Alors que le plan se concentre sur les infrastructures et la transformation verte et numérique du secteur public et privé, certaines parties des projets inclus dans le plan ne sont pas axées sur la relance économique mais sur des investissements dans des secteurs qui ont longtemps été négligés, en particulier dans le secteur public. sphère.

Babiš a déclaré que la République tchèque souhaitait tirer de l'argent du fonds de relance de l'UE dès que possible, ce qui signifie qu'elle souhaite que le plan soit approuvé prochainement, bien que la République tchèque s'opposant à l'idée de prêts sur le budget de l'UE, elle ne devrait donc utiliser des subventions.

Selon le premier projet de Portugal plan national, présenté jeudi à Bruxelles par le Premier ministre António Costa, les domaines de vulnérabilité sociale et de potentiel productif et d'emploi sont ceux auxquels l'exécutif allouera davantage de fonds communautaires, totalisant 5,6 milliards d'euros (respectivement 3,1 milliards d'euros et 2,5 milliards d'euros) .

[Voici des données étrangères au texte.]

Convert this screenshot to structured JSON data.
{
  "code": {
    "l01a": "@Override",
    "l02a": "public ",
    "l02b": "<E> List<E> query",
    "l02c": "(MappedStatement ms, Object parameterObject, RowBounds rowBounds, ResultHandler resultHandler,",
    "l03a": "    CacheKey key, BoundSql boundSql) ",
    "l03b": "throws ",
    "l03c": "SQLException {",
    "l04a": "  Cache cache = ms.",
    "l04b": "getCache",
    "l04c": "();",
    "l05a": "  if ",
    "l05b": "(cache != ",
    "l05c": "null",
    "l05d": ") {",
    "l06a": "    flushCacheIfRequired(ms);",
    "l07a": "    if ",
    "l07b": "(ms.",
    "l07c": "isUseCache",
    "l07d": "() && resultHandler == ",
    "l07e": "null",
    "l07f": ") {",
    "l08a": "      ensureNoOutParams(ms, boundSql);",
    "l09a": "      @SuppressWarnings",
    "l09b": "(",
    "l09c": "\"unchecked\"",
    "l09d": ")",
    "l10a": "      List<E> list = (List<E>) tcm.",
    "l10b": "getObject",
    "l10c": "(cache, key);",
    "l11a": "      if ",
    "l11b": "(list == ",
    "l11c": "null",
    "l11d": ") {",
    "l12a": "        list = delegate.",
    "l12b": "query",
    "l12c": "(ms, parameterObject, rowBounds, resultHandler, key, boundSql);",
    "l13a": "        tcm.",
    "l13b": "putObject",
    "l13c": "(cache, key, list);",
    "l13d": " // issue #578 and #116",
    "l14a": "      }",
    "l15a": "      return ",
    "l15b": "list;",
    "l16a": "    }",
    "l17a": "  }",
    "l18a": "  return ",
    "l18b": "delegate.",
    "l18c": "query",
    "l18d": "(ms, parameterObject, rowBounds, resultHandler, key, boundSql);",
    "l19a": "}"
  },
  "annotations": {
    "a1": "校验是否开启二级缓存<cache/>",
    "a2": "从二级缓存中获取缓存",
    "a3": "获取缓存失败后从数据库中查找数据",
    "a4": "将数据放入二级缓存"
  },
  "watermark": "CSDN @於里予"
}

Cela implique un total de 13,9 milliards d'euros de subventions directes (aux prix courants) que le pays peut lever grâce au nouveau Fonds de relance de l'UE.

Le gouvernement portugais envisage d'utiliser des prêts pour investir 4,3 milliards d'euros dans des logements publics abordables, un soutien aux entreprises et du matériel roulant ferroviaire, comme indiqué jeudi. Cliquez ici pour en savoir plus sur les priorités portugaises.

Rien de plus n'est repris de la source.